Speed and parallelization. A fresh agent responds in 5 seconds vs 15-20 for a bloated one. And since agents don’t share context, they can work simultaneously using git worktrees.

After building 4-5 features, I tell the CTO:

Spawn a QA agent to test the app using the MCP browser extension.
Have it test the main features and report bugs it finds.

The CTO spawns a QA agent with this brief below. Make sure you have it enabled by typing /chrome in Claude Code. See this chrome extension

You are a QA engineer testing a Slack clone.

Open the app at http://localhost:5173 using Chrome MCP.
Test these features like a real user:
- Register a new account
- Create a channel
- Send messages
- Try replying in a thread
- Upload a file
- Use search

For each bug:
- Take a screenshot
- Note the steps to reproduce
- Rate severity (Critical/High/Medium/Low)

Write your findings to qa-report.md

To validate UI accuracy, I gave it two URLs: my local app and an actual Slack workspace I’m part of. Its job was to test the same features in both and flag differences. It clicks buttons, fills forms, pulls JavaScript from the page for advanced debugging, takes screenshots when things break.

QA agent navigating the reaction feature and confirming the thumbs up works

The result in Slawk — thumbs up reaction on a message

Something I didn’t ask for: halfway through, it created a slack-design-system.md file — colors, spacing, component patterns, all mapped from the real Slack UI. It just decided having a design anchor would help it stay consistent. I thought that was smart.

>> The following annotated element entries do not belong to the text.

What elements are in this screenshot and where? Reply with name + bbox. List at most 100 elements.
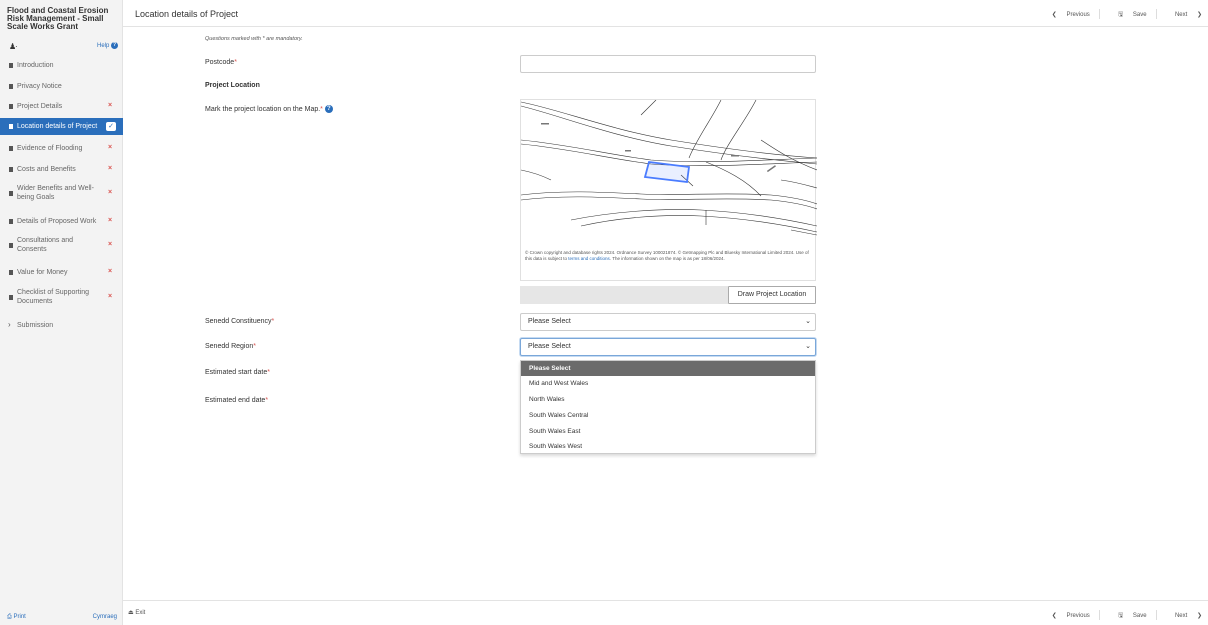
sidebar-item-checklist-of-supporting-documents[interactable]: Checklist of Supporting Documents ×: [0, 286, 123, 310]
sidebar-item-label: Evidence of Flooding: [17, 145, 83, 152]
complete-icon: ✓: [106, 122, 116, 131]
document-icon: [9, 84, 13, 89]
save-icon: 🖫: [1118, 612, 1124, 619]
sidebar-item-label: Location details of Project: [17, 123, 98, 130]
draw-project-location-button[interactable]: Draw Project Location: [728, 286, 816, 304]
postcode-label-text: Postcode: [205, 59, 235, 66]
chevron-left-icon: ❮: [1051, 11, 1057, 18]
print-icon: ⎙: [7, 614, 12, 620]
previous-button[interactable]: ❮ Previous: [1044, 612, 1090, 619]
divider: [1099, 9, 1101, 19]
required-marker: *: [267, 369, 270, 376]
save-label: Save: [1132, 612, 1147, 619]
sidebar-item-label: Submission: [17, 322, 54, 329]
document-icon: [9, 191, 13, 196]
postcode-label: Postcode*: [205, 59, 237, 66]
help-link[interactable]: Help ?: [97, 42, 118, 49]
region-option[interactable]: Mid and West Wales: [521, 376, 815, 391]
exit-button[interactable]: ⏏ Exit: [128, 609, 145, 616]
app-title: Flood and Coastal Erosion Risk Managemen…: [7, 6, 109, 31]
sidebar-item-introduction[interactable]: Introduction: [0, 59, 123, 73]
next-label: Next: [1174, 11, 1188, 18]
sidebar-item-evidence-of-flooding[interactable]: Evidence of Flooding ×: [0, 142, 123, 156]
document-icon: [9, 219, 13, 224]
sidebar-item-privacy-notice[interactable]: Privacy Notice: [0, 80, 123, 94]
sidebar-item-label: Privacy Notice: [17, 83, 62, 90]
divider: [1156, 9, 1158, 19]
constituency-select[interactable]: Please Select ⌄: [520, 313, 816, 331]
mandatory-note: Questions marked with * are mandatory.: [205, 36, 303, 42]
sidebar-item-label: Project Details: [17, 103, 63, 110]
required-marker: *: [265, 397, 269, 404]
sidebar-item-location-details[interactable]: Location details of Project ✓: [0, 118, 123, 135]
region-select[interactable]: Please Select ⌄: [520, 338, 816, 356]
sidebar-item-label: Costs and Benefits: [17, 166, 76, 173]
region-option[interactable]: North Wales: [521, 392, 815, 407]
map-attribution: © Crown copyright and database rights 20…: [525, 250, 813, 262]
help-label: Help: [96, 43, 110, 50]
region-label: Senedd Region*: [205, 343, 256, 350]
next-button[interactable]: Next ❯: [1167, 612, 1202, 619]
incomplete-icon: ×: [108, 241, 113, 248]
document-icon: [9, 104, 13, 109]
sidebar-item-consultations-and-consents[interactable]: Consultations and Consents ×: [0, 234, 123, 258]
help-icon: ?: [111, 42, 118, 49]
required-marker: *: [253, 343, 256, 350]
incomplete-icon: ×: [108, 268, 113, 275]
sidebar-item-label: Wider Benefits and Well-being Goals: [17, 185, 94, 201]
sidebar-item-project-details[interactable]: Project Details ×: [0, 100, 123, 114]
sidebar-item-label: Checklist of Supporting Documents: [17, 289, 89, 305]
document-icon: [9, 243, 13, 248]
save-icon: 🖫: [1118, 11, 1124, 18]
sidebar-footer: ⎙ Print Cymraeg: [0, 612, 123, 625]
help-icon[interactable]: ?: [324, 105, 333, 113]
sidebar-item-details-of-proposed-work[interactable]: Details of Proposed Work ×: [0, 215, 123, 229]
region-option[interactable]: South Wales Central: [521, 408, 815, 423]
user-name: ·: [15, 42, 18, 51]
chevron-right-icon: ❯: [1196, 612, 1202, 619]
start-date-label-text: Estimated start date: [205, 369, 268, 376]
previous-button[interactable]: ❮ Previous: [1044, 11, 1090, 18]
region-dropdown: Please Select Mid and West Wales North W…: [520, 360, 816, 454]
chevron-down-icon: ⌄: [805, 343, 811, 350]
sidebar-item-value-for-money[interactable]: Value for Money ×: [0, 266, 123, 280]
document-icon: [9, 63, 13, 68]
exit-label: Exit: [135, 610, 146, 616]
terms-link[interactable]: terms and conditions: [568, 256, 610, 261]
region-option[interactable]: Please Select: [521, 361, 815, 376]
divider: [1099, 610, 1101, 620]
language-link[interactable]: Cymraeg: [93, 614, 117, 620]
sidebar-item-costs-and-benefits[interactable]: Costs and Benefits ×: [0, 163, 123, 177]
constituency-label: Senedd Constituency*: [205, 318, 274, 325]
sidebar-item-wider-benefits[interactable]: Wider Benefits and Well-being Goals ×: [0, 182, 123, 206]
required-marker: *: [271, 318, 275, 325]
user-row: ♟ · Help ?: [0, 42, 123, 54]
sidebar: Flood and Coastal Erosion Risk Managemen…: [0, 0, 123, 625]
constituency-label-text: Senedd Constituency: [205, 318, 272, 325]
incomplete-icon: ×: [108, 102, 113, 109]
map-coordinates-strip: [520, 286, 728, 304]
previous-label: Previous: [1066, 612, 1090, 619]
map-view[interactable]: © Crown copyright and database rights 20…: [520, 99, 817, 281]
sidebar-item-label: Value for Money: [17, 269, 68, 276]
previous-label: Previous: [1066, 11, 1090, 18]
page-title: Location details of Project: [135, 9, 239, 19]
region-option[interactable]: South Wales East: [521, 424, 815, 439]
save-button[interactable]: 🖫 Save: [1110, 611, 1146, 621]
sidebar-item-submission[interactable]: › Submission: [0, 319, 123, 333]
map-label: Mark the project location on the Map.* ?: [205, 105, 333, 113]
save-button[interactable]: 🖫 Save: [1110, 10, 1146, 20]
divider: [1156, 610, 1158, 620]
document-icon: [9, 146, 13, 151]
sidebar-item-label: Consultations and Consents: [17, 237, 74, 253]
required-marker: *: [234, 59, 237, 66]
region-value: Please Select: [528, 343, 571, 350]
next-button[interactable]: Next ❯: [1167, 11, 1202, 18]
postcode-input[interactable]: [520, 55, 816, 73]
header-nav: ❮ Previous 🖫 Save Next ❯: [1036, 9, 1202, 20]
document-icon: [9, 167, 13, 172]
print-link[interactable]: ⎙ Print: [7, 614, 26, 621]
region-option[interactable]: South Wales West: [521, 439, 815, 454]
chevron-left-icon: ❮: [1051, 612, 1057, 619]
end-date-label-text: Estimated end date: [205, 397, 266, 404]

After 10-15 minutes, I get a markdown file:

# QA Report - Thread Feature Testing

## Bug #1: Thread sidebar doesn't show typing indicators
Severity: Medium
Steps: Open thread, have another user type a reply
Expected: See "User is typing..." in thread
Actual: No typing indicator appears

## Bug #2: Thread reply count doesn't update in real-time
Severity: High
Steps: User A opens channel, User B replies in thread
Expected: Reply count updates immediately
Actual: Need to refresh to see new count

QA agent feature checklist — 15+ features tested, all marked PASS

The CTO reads this report and spawns fix agents for each bug. Just ask it for subagents and you will see it spawn them.

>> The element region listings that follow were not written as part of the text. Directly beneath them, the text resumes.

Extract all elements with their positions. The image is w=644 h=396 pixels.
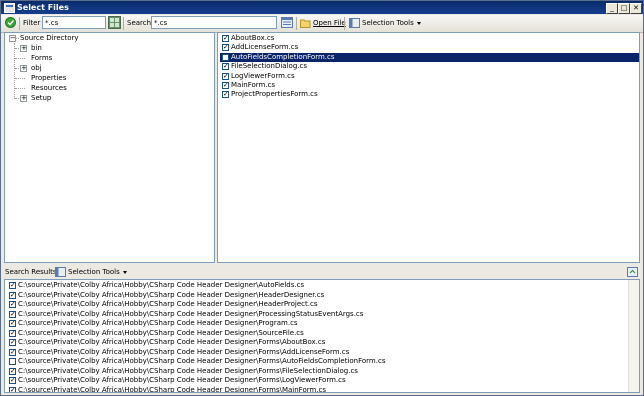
tree-item-label: obj	[31, 64, 42, 72]
result-checkbox[interactable]: ✓	[9, 386, 16, 392]
selection-tools-icon[interactable]	[349, 18, 360, 31]
result-path: C:\source\Private\Colby Africa\Hobby\CSh…	[18, 357, 386, 365]
filter-label: Filter	[23, 19, 41, 27]
title-bar: Select Files _ □ ✕	[1, 1, 643, 14]
close-button[interactable]: ✕	[630, 3, 642, 14]
select-files-window: Select Files _ □ ✕ Filter Search Open	[0, 0, 644, 396]
search-results-list: ✓ C:\source\Private\Colby Africa\Hobby\CS…	[4, 279, 640, 393]
chevron-down-icon[interactable]	[416, 21, 421, 25]
file-list-panel: ✓ AboutBox.cs ✓ AddLicenseForm.cs AutoFields…	[217, 32, 640, 263]
selection-tools-label: Selection Tools	[362, 19, 414, 27]
tree-item-label: bin	[31, 44, 42, 52]
file-checkbox[interactable]: ✓	[222, 63, 229, 71]
file-name: AutoFieldsCompletionForm.cs	[231, 52, 335, 61]
result-row[interactable]: C:\source\Private\Colby Africa\Hobby\CSh…	[7, 357, 639, 366]
result-row[interactable]: ✓ C:\source\Private\Colby Africa\Hobby\CS…	[7, 290, 639, 300]
result-path: C:\source\Private\Colby Africa\Hobby\CSh…	[18, 281, 305, 289]
tree-item-label: Properties	[31, 74, 67, 82]
tree-item-label: Setup	[31, 94, 52, 102]
window-title: Select Files	[17, 3, 69, 12]
file-list-item[interactable]: ✓ AddLicenseForm.cs	[220, 43, 639, 52]
maximize-button[interactable]: □	[618, 3, 630, 14]
expand-icon[interactable]: +	[20, 95, 27, 102]
result-path: C:\source\Private\Colby Africa\Hobby\CSh…	[18, 338, 326, 346]
search-options-icon[interactable]	[281, 17, 293, 30]
file-list-item[interactable]: AutoFieldsCompletionForm.cs	[220, 52, 639, 62]
result-row[interactable]: ✓ C:\source\Private\Colby Africa\Hobby\CS…	[7, 347, 639, 357]
file-name: MainForm.cs	[231, 81, 276, 89]
tree-item-label: Resources	[31, 84, 67, 92]
folder-tree-panel: − Source Directory + bin Forms + obj Properti…	[4, 32, 215, 263]
result-row[interactable]: ✓ C:\source\Private\Colby Africa\Hobby\CS…	[7, 328, 639, 338]
result-checkbox[interactable]: ✓	[9, 291, 16, 299]
result-row[interactable]: ✓ C:\source\Private\Colby Africa\Hobby\CS…	[7, 309, 639, 319]
chevron-down-icon[interactable]	[122, 270, 127, 274]
result-path: C:\source\Private\Colby Africa\Hobby\CSh…	[18, 309, 364, 318]
file-checkbox[interactable]: ✓	[222, 82, 229, 89]
file-list-item[interactable]: ✓ ProjectPropertiesForm.cs	[220, 90, 639, 99]
collapse-icon[interactable]: −	[9, 35, 16, 42]
filter-grid-icon[interactable]	[108, 16, 121, 29]
search-results-bar: Search Results Selection Tools	[1, 266, 643, 278]
tree-item-label: Forms	[31, 54, 53, 62]
file-name: ProjectPropertiesForm.cs	[231, 90, 318, 99]
result-path: C:\source\Private\Colby Africa\Hobby\CSh…	[18, 328, 304, 337]
result-checkbox[interactable]: ✓	[9, 320, 16, 327]
result-path: C:\source\Private\Colby Africa\Hobby\CSh…	[18, 385, 327, 393]
open-folder-icon[interactable]	[300, 18, 312, 31]
open-file-button[interactable]: Open File	[313, 17, 346, 30]
search-results-label: Search Results	[5, 268, 57, 276]
search-input[interactable]	[151, 16, 277, 29]
search-label: Search	[127, 19, 152, 27]
result-checkbox[interactable]: ✓	[9, 339, 16, 346]
filter-input[interactable]	[42, 16, 106, 29]
result-checkbox[interactable]: ✓	[9, 282, 16, 289]
toolbar: Filter Search Open File Selection Tools	[1, 15, 643, 33]
results-scrollbar[interactable]	[628, 280, 639, 392]
results-selection-tools-button[interactable]: Selection Tools	[68, 266, 127, 279]
file-list-item[interactable]: ✓ FileSelectionDialog.cs	[220, 62, 639, 71]
file-name: AddLicenseForm.cs	[231, 43, 299, 52]
result-path: C:\source\Private\Colby Africa\Hobby\CSh…	[18, 347, 350, 356]
result-path: C:\source\Private\Colby Africa\Hobby\CSh…	[18, 319, 298, 327]
result-path: C:\source\Private\Colby Africa\Hobby\CSh…	[18, 376, 346, 384]
result-row[interactable]: ✓ C:\source\Private\Colby Africa\Hobby\CS…	[7, 281, 639, 290]
window-icon	[4, 3, 15, 13]
accept-icon[interactable]	[5, 17, 16, 30]
result-path: C:\source\Private\Colby Africa\Hobby\CSh…	[18, 366, 358, 375]
file-list-item[interactable]: ✓ AboutBox.cs	[220, 34, 639, 43]
result-row[interactable]: ✓ C:\source\Private\Colby Africa\Hobby\CS…	[7, 385, 639, 393]
expand-icon[interactable]: +	[20, 65, 27, 72]
tree-root-label: Source Directory	[20, 34, 79, 42]
selection-tools-button[interactable]: Selection Tools	[362, 17, 421, 30]
result-row[interactable]: ✓ C:\source\Private\Colby Africa\Hobby\CS…	[7, 376, 639, 385]
result-checkbox[interactable]: ✓	[9, 367, 16, 375]
result-path: C:\source\Private\Colby Africa\Hobby\CSh…	[18, 300, 318, 308]
expand-icon[interactable]: +	[20, 45, 27, 52]
file-name: AboutBox.cs	[231, 34, 275, 42]
result-row[interactable]: ✓ C:\source\Private\Colby Africa\Hobby\CS…	[7, 319, 639, 328]
result-row[interactable]: ✓ C:\source\Private\Colby Africa\Hobby\CS…	[7, 366, 639, 376]
file-checkbox[interactable]: ✓	[222, 44, 229, 52]
result-path: C:\source\Private\Colby Africa\Hobby\CSh…	[18, 290, 325, 299]
file-checkbox[interactable]	[222, 53, 229, 61]
file-list-item[interactable]: ✓ LogViewerForm.cs	[220, 71, 639, 81]
minimize-button[interactable]: _	[606, 3, 618, 14]
file-list-item[interactable]: ✓ MainForm.cs	[220, 81, 639, 90]
file-checkbox[interactable]: ✓	[222, 35, 229, 42]
file-checkbox[interactable]: ✓	[222, 72, 229, 80]
result-checkbox[interactable]: ✓	[9, 329, 16, 337]
result-checkbox[interactable]: ✓	[9, 377, 16, 384]
result-checkbox[interactable]: ✓	[9, 310, 16, 318]
result-row[interactable]: ✓ C:\source\Private\Colby Africa\Hobby\CS…	[7, 300, 639, 309]
result-checkbox[interactable]	[9, 358, 16, 365]
result-checkbox[interactable]: ✓	[9, 301, 16, 308]
result-row[interactable]: ✓ C:\source\Private\Colby Africa\Hobby\CS…	[7, 338, 639, 347]
results-selection-tools-label: Selection Tools	[68, 268, 120, 276]
file-name: LogViewerForm.cs	[231, 71, 295, 80]
file-checkbox[interactable]: ✓	[222, 91, 229, 99]
result-checkbox[interactable]: ✓	[9, 348, 16, 356]
file-name: FileSelectionDialog.cs	[231, 62, 307, 71]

The last 20% takes 80% of the time. After the QA agent found 14 bugs, I asked the CTO to fix them all in parallel. It ran them 3 at a time using subagents. Three hours total.

Half that time went to a single bug: removing a star icon stuck in the bottom-right corner of the screen. The agent tried everything — searched the codebase, modified CSS, rebuilt components. Nothing worked. Because the icon wasn’t part of Slawk. It was the Claude MCP extension overlaid on top of the browser.

The agent had no way to know that. It needed me to step in and say: skip this one, it’s not an issue.

14 bugs tracked in a table — the last row reads 'Not a bug, it's Claude Code itself'

That’s the pattern. Parallel AI work is fast until it hits something it can’t resolve alone — and then it waits for you. The moment you step in, 10 agents working simultaneously collapse to one, because your attention can only be in one place. You are the bottleneck.

The key to speed isn’t better prompts. It’s removing yourself from the feedback loop. And occasionally checking if it needs you to step back in.